I’m part of a church community called the Borough Common that meets every Sunday night. Over the next 6 weeks, we are running sessions that explore the concept of “community”. Last Sunday, people shared their experiences of the community and this prompted me to write a bit about mine. So here’s a bit about my church:
We call ourselves the Borough Common because we believe that church should be common property and we’re based in Borough, South London. If you’re into categorisation, then we probably fit into the category of alternative church (here’s one definition of what that might mean) because when compared with most expressions of church, we do things pretty differently.
We are about four years old and I’ve been going since the foundations with varying degrees of energy and commitment, where commitment can just involve attending, whereas energy is about getting stuck in and shaping things. I get the most out of Borough Common if I can give both.
Most churches have a declaration of what they believe which helps knits them together as one body. Ours is intentionally broad. We say we “want to grow together spiritually and do good in the world around us”. As well as valuing the idea of church as common property, we also quickly realised that inclusiveness is highly valued and we designed structures around this. Every 6 weeks we have an open planning session where anyone can participate in planning a service around a theme, which is also selected together.

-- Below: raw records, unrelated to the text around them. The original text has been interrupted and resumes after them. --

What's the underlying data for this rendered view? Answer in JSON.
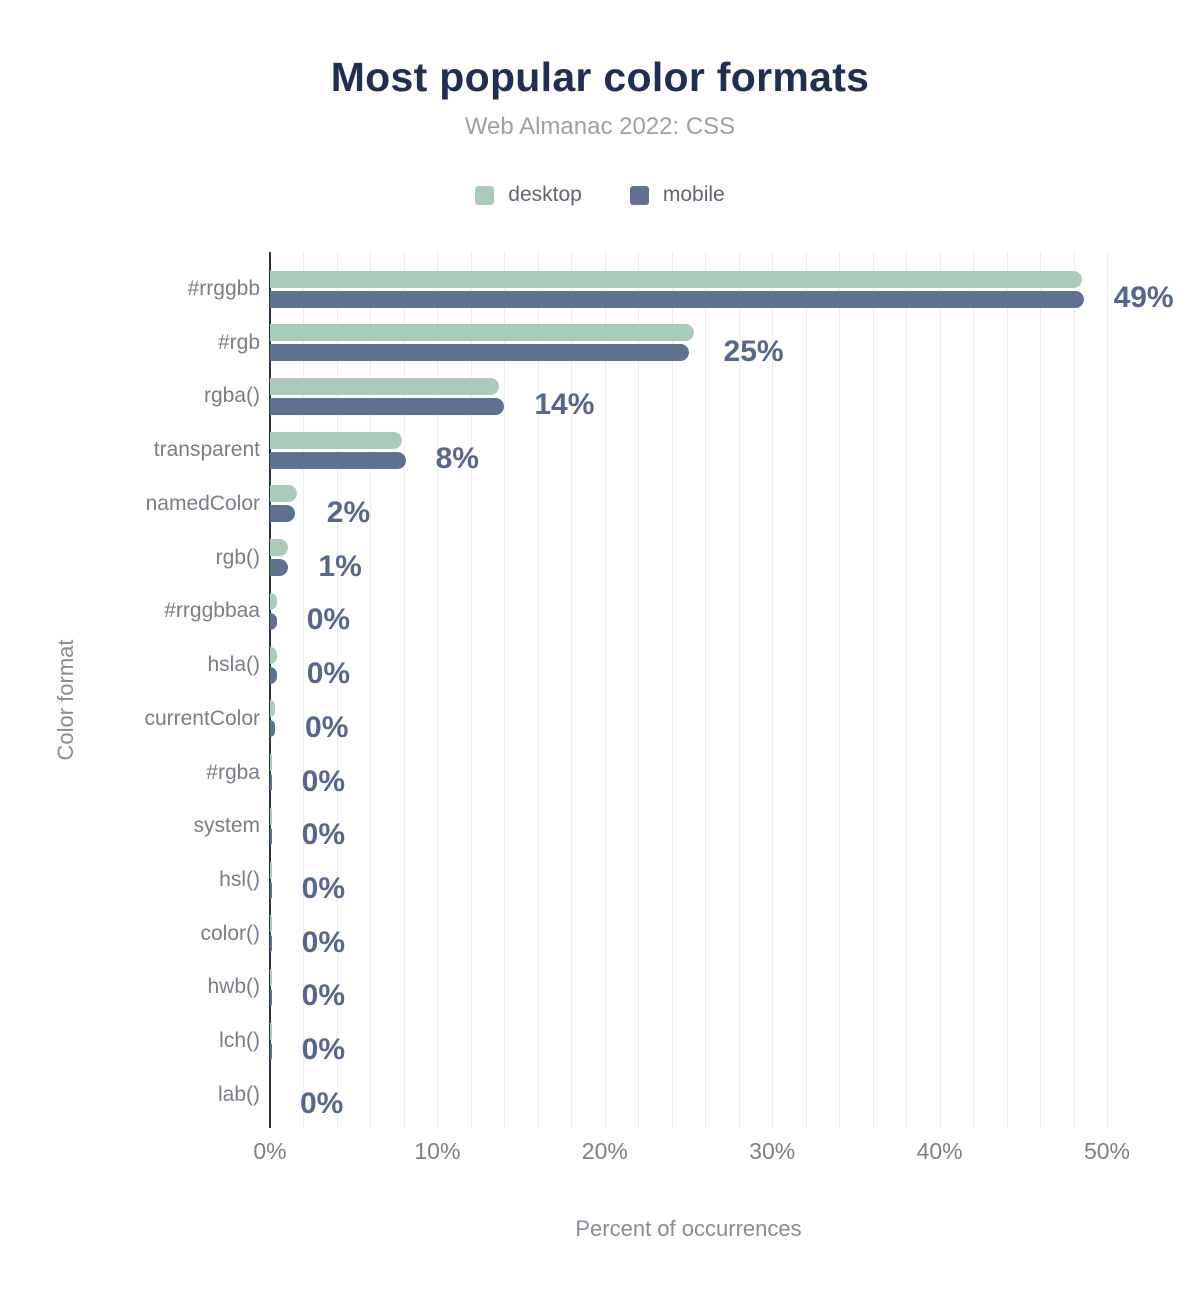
{
  "title": "Most popular color formats",
  "subtitle": "Web Almanac 2022: CSS",
  "legend": [
    {
      "name": "desktop",
      "color": "#a8ccb9"
    },
    {
      "name": "mobile",
      "color": "#5f7190"
    }
  ],
  "chart_data": {
    "type": "bar",
    "orientation": "horizontal",
    "title": "Most popular color formats",
    "subtitle": "Web Almanac 2022: CSS",
    "xlabel": "Percent of occurrences",
    "ylabel": "Color format",
    "xlim": [
      0,
      50
    ],
    "xticks": [
      {
        "value": 0,
        "label": "0%"
      },
      {
        "value": 10,
        "label": "10%"
      },
      {
        "value": 20,
        "label": "20%"
      },
      {
        "value": 30,
        "label": "30%"
      },
      {
        "value": 40,
        "label": "40%"
      },
      {
        "value": 50,
        "label": "50%"
      }
    ],
    "grid": "vertical-minor-every-2pct",
    "legend_position": "top",
    "categories": [
      "#rrggbb",
      "#rgb",
      "rgba()",
      "transparent",
      "namedColor",
      "rgb()",
      "#rrggbbaa",
      "hsla()",
      "currentColor",
      "#rgba",
      "system",
      "hsl()",
      "color()",
      "hwb()",
      "lch()",
      "lab()"
    ],
    "series": [
      {
        "name": "desktop",
        "color": "#a8ccb9",
        "values": [
          48.5,
          25.3,
          13.7,
          7.9,
          1.6,
          1.1,
          0.4,
          0.4,
          0.3,
          0.1,
          0.1,
          0.1,
          0.1,
          0.1,
          0.1,
          0.0
        ]
      },
      {
        "name": "mobile",
        "color": "#5f7190",
        "values": [
          48.6,
          25.0,
          14.0,
          8.1,
          1.5,
          1.1,
          0.4,
          0.4,
          0.3,
          0.1,
          0.1,
          0.1,
          0.1,
          0.1,
          0.1,
          0.0
        ]
      }
    ],
    "value_labels": [
      "49%",
      "25%",
      "14%",
      "8%",
      "2%",
      "1%",
      "0%",
      "0%",
      "0%",
      "0%",
      "0%",
      "0%",
      "0%",
      "0%",
      "0%",
      "0%"
    ],
    "value_label_color": "#55688c"
  }
}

Here’s some examples of themes…
Leadership, growing together spiritually, stories from the bible, creed, building substance, our local community, Christian saints, taboos…

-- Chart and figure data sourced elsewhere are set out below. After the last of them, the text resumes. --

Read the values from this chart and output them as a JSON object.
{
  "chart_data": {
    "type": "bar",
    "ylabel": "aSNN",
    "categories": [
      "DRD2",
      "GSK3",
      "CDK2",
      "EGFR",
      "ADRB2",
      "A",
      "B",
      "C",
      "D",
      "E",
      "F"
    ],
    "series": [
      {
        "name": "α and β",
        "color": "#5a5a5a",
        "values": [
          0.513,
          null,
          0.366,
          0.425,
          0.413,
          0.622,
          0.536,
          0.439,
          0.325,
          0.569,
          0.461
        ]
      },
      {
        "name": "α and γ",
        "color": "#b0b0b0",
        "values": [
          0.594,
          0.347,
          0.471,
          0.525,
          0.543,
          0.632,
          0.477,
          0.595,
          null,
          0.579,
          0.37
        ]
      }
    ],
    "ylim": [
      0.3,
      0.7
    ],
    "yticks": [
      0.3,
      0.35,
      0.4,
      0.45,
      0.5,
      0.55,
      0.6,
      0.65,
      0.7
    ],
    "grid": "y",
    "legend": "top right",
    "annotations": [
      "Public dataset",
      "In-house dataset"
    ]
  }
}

By having the opportunity to run a service, you can work with others to explore topics in depth, and curate an evening that might be discussion based, practical or meditative – variety is encouraged. Every 4 weeks or so, we have a big meal together. This structure means the church is shaped by the community.
It’s a simple way of structuring church that feels right for me. However it’s not for everybody. There are so many expressions of Christian faith with churches formed to house. None can be perfect, and perhaps we shouldn’t wish them to be. We aren’t challenged or motivated when everything’s cosy and comfortable.

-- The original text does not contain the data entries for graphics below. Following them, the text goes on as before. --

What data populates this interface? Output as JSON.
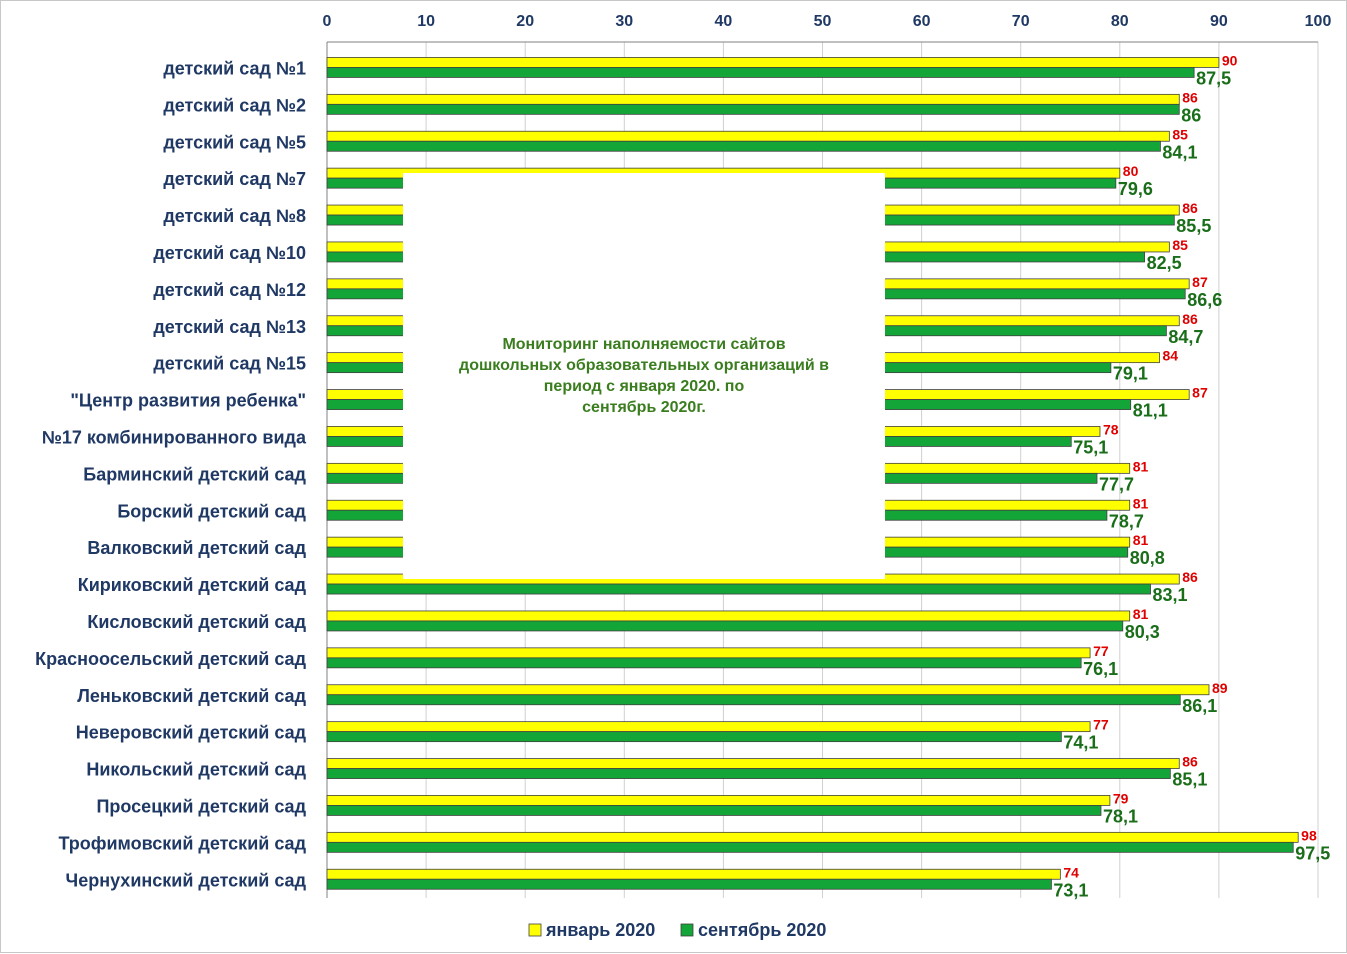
{
  "chart_data": {
    "type": "bar",
    "orientation": "horizontal",
    "categories": [
      "детский сад №1",
      "детский сад №2",
      "детский сад №5",
      "детский сад №7",
      "детский сад №8",
      "детский сад №10",
      "детский сад №12",
      "детский сад №13",
      "детский сад №15",
      "\"Центр развития ребенка\"",
      "№17 комбинированного вида",
      "Барминский детский сад",
      "Борский детский сад",
      "Валковский детский сад",
      "Кириковский детский сад",
      "Кисловский детский сад",
      "Красноосельский детский сад",
      "Леньковский детский сад",
      "Неверовский детский сад",
      "Никольский детский сад",
      "Просецкий детский сад",
      "Трофимовский детский сад",
      "Чернухинский детский сад"
    ],
    "series": [
      {
        "name": "январь 2020",
        "color": "#ffff00",
        "label_color": "#e00000",
        "values": [
          90,
          86,
          85,
          80,
          86,
          85,
          87,
          86,
          84,
          87,
          78,
          81,
          81,
          81,
          86,
          81,
          77,
          89,
          77,
          86,
          79,
          98,
          74
        ],
        "labels": [
          "90",
          "86",
          "85",
          "80",
          "86",
          "85",
          "87",
          "86",
          "84",
          "87",
          "78",
          "81",
          "81",
          "81",
          "86",
          "81",
          "77",
          "89",
          "77",
          "86",
          "79",
          "98",
          "74"
        ]
      },
      {
        "name": "сентябрь 2020",
        "color": "#13a538",
        "label_color": "#1a6e1a",
        "values": [
          87.5,
          86,
          84.1,
          79.6,
          85.5,
          82.5,
          86.6,
          84.7,
          79.1,
          81.1,
          75.1,
          77.7,
          78.7,
          80.8,
          83.1,
          80.3,
          76.1,
          86.1,
          74.1,
          85.1,
          78.1,
          97.5,
          73.1
        ],
        "labels": [
          "87,5",
          "86",
          "84,1",
          "79,6",
          "85,5",
          "82,5",
          "86,6",
          "84,7",
          "79,1",
          "81,1",
          "75,1",
          "77,7",
          "78,7",
          "80,8",
          "83,1",
          "80,3",
          "76,1",
          "86,1",
          "74,1",
          "85,1",
          "78,1",
          "97,5",
          "73,1"
        ]
      }
    ],
    "x_ticks": [
      "0",
      "10",
      "20",
      "30",
      "40",
      "50",
      "60",
      "70",
      "80",
      "90",
      "100"
    ],
    "xlim": [
      0,
      100
    ],
    "xaxis_position": "top",
    "grid": true,
    "legend_position": "bottom",
    "annotation": "Мониторинг наполняемости сайтов\nдошкольных образовательных организаций в\nпериод с января 2020. по\nсентябрь 2020г."
  }
}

Sometimes people have proposed it’s a vulnerable structure. For example, what would we do if we are infiltrated by 30 Buddhists one evening! What type of church might we become then? Well, that’s yet to happen and it would be a great experience if it did. We aim to place value on the importance of being welcoming and engaging with all forms of opinion. This is a space where people can discuss and explore beliefs.
I love being part of Borough Common because it’s an honest community. A community that grapples with issues, seeks truth, and recognises that we don’t have all the answers. We go on adventures. We put on tea parties for older people. We help run homeless shelters. We drink ale. We explore our local community. We try and reconcile our place in the global community.
As we stride into the new year and we’re feeling fresh with new hopes for the year ahead, it’s a good time for us to explore this concept of community. When reflecting on something that is important for fostering community, a fellow commoner Jonathan picked out his passion for openness in all its forms. He also described an interesting distinction between complex and complexity. The idea came from this TED talk, which Eric Berlow explains how complex doesn’t necessarily equal complicated.
Rather that hold a complex set of beliefs as a church, we start with simple ideas and shared beliefs and from this we find beauty in the complexity that emerges. Life is complicated and no one should be alone in trying to navigate through life. I’m grateful to have good communities like the Borough Common to help me embrace the complexity and help identify some of the simple truths that lie within.